Through dialogue, debate and an intensely practical approach to the writer’s craft, we shall explore the nature and role of fiction. The primary focus will be the students’ own writing, produced between sessions, and examined by the group in the course of those sessions.
We shall begin by addressing in broad terms the nature and role of fiction, before going on to explore memory as one of the fiction-writer’s key resources. How do we know whether our memories are accurate? If we accept that all memories are, in some sense, created fictions, what are the implications for the fiction-writer? This will lead naturally into a discussion of the imagination’s role in translating our necessarily incomplete and often imprecise memories into vivid fictional form; from there we shall move into a wider discussion of the nature of the creative imagination.
We shall then go on to examine the importance of research as a basis for fiction. Some fiction is deeply indebted to the historical record, while other works suggest careful research in a specialist field.
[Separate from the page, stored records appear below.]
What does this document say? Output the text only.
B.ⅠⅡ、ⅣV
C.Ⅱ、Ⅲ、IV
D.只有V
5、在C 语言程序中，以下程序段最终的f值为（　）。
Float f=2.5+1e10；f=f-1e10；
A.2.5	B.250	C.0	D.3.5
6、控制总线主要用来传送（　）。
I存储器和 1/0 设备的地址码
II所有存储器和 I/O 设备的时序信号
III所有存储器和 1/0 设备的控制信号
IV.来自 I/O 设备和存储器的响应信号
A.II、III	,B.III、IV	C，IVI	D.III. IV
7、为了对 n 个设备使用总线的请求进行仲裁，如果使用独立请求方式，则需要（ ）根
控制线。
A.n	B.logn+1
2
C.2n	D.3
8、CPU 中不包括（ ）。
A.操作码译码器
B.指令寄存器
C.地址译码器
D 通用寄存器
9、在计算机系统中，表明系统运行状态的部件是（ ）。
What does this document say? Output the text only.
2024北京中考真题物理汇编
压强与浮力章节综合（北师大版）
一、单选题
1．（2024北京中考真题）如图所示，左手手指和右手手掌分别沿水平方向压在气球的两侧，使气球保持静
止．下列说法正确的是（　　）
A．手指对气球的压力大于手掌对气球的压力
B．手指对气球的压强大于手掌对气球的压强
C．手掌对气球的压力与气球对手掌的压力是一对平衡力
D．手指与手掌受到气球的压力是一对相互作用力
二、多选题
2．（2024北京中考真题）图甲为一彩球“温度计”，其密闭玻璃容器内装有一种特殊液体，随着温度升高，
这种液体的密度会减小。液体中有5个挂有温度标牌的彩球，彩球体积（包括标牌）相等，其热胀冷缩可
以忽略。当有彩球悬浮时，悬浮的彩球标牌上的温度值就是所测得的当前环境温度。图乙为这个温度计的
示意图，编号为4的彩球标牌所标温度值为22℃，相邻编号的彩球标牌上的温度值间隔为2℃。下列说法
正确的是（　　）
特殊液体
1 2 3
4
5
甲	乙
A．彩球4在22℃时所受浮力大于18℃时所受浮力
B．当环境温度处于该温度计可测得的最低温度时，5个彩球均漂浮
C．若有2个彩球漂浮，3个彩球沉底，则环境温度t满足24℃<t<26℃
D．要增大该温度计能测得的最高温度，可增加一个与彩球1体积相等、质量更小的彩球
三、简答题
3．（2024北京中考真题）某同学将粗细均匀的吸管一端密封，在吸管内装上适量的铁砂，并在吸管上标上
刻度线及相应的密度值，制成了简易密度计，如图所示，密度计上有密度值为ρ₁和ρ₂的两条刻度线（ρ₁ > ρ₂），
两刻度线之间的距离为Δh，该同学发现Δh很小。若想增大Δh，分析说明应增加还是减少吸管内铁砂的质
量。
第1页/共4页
Even works of fiction that seem to deal with matters readily available to anyone who lives life with an awareness of his/her surroundings may, at certain points, require research on the part of the author. We shall be examining the pleasures – and pitfalls – of research-based writing, and asking ourselves whether the success of a fictional narrative depends on its fidelity to the research that underpins it. Finally we shall examine the value of close observation of the material world – a form of research – before drawing together the various strands of the course.